The winds of a 3 dimensional (3D) trend are blowing in the memory semiconductor industry.
Recently, Samsung Electronics Company began mass production of its 3D vertical NAND (3D V-NAND) flash memory, triggering other memory production companies such as SK Hynix and Micron to announce their plans to make NAND flash using similar technologies.
According to sources in the memory semiconductor industry on August 29, memory production companies including SK Hynix made plans to mass produce 3D V-NAND initially released by Samsung.

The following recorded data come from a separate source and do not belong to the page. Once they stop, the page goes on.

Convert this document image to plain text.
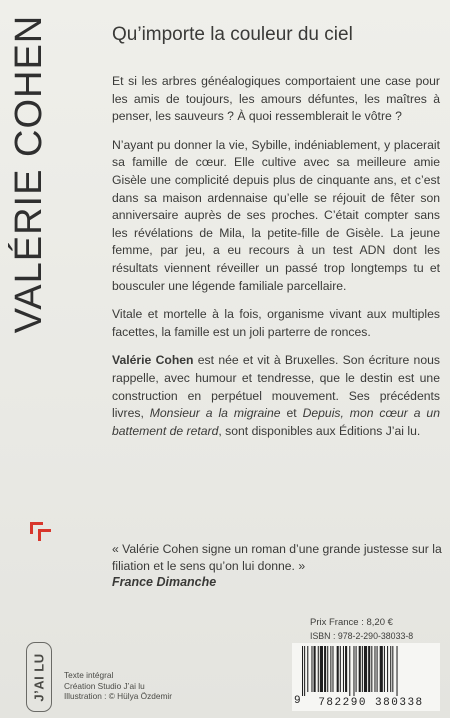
VALÉRIE COHEN	Qu’importe la couleur du ciel

Et si les arbres généalogiques comportaient une case pour les amis de toujours, les amours défuntes, les maîtres à penser, les sauveurs ? À quoi ressemblerait le vôtre ?

N’ayant pu donner la vie, Sybille, indéniablement, y placerait sa famille de cœur. Elle cultive avec sa meilleure amie Gisèle une complicité depuis plus de cinquante ans, et c’est dans sa maison ardennaise qu’elle se réjouit de fêter son anniversaire auprès de ses proches. C’était compter sans les révélations de Mila, la petite-fille de Gisèle. La jeune femme, par jeu, a eu recours à un test ADN dont les résultats viennent réveiller un passé trop longtemps tu et bousculer une légende familiale parcellaire.

Vitale et mortelle à la fois, organisme vivant aux multiples facettes, la famille est un joli parterre de ronces.

Valérie Cohen est née et vit à Bruxelles. Son écriture nous rappelle, avec humour et tendresse, que le destin est une construction en perpétuel mouvement. Ses précédents livres, Monsieur a la migraine et Depuis, mon cœur a un battement de retard, sont disponibles aux Éditions J’ai lu.

« Valérie Cohen signe un roman d’une grande justesse sur la filiation et le sens qu’on lui donne. »
France Dimanche
J’AI LU Texte intégral
Création Studio J’ai lu
Illustration : © Hülya Özdemir
Prix France : 8,20 €
ISBN : 978-2-290-38033-8
9	782290 380338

3D V-NAND is a technology allowing cells that make up memory chips to be piled vertically. Until now, these cells were spread out horizontally.
Many memory production companies have jumped into the 3D V-NAND mass production competition because by doing so, they can make NAND flash with higher quality and lower cost.
SK Hynix will complete its 3D V-NAND technology development by the end of this year and begin mass production by 2015.
If the company can secure marketability and quality prior to that, it will be possible to begin mass production in 2014.
On August 13 (local time), SK Hynix researcher Cho Myung-kwan said, “A prototype will be ready by the end of this year,” at the Flash Memory Summit 2013 held in California, US.
The industry anticipates SK Hynix to use a more refined process than 16 nanometers for its 3D V-NAND.
A semiconductor industry associate explained, “The cell piling (stacking) 3D process is used to overcome a technical limitation in refining the process and reduce the production cost,” and added, “For 3D, the stack height is more important that the process refinement.”
Micron will release its own 3D V-NAND prototype in the first half of 2014, but details on it are sketchy. Toshiba is the latest in the competition, planning on its 3D V-NAND release to be in 2016. According to the industry, Toshiba will release a V-NAND flash prototype in 2015 and being mass production in 2016.
With competitors planning on mass producing 3D V-NAND, Samsung Electronics is planning on stepping ahead by applying a technique to increase the stack height to its mass production process.
Experts estimate Samsung is at least a year ahead of other companies in the 3D V-NAND competition. A Samsung associate said, “It looks like we can increase the stack height to 32 from the current 24.”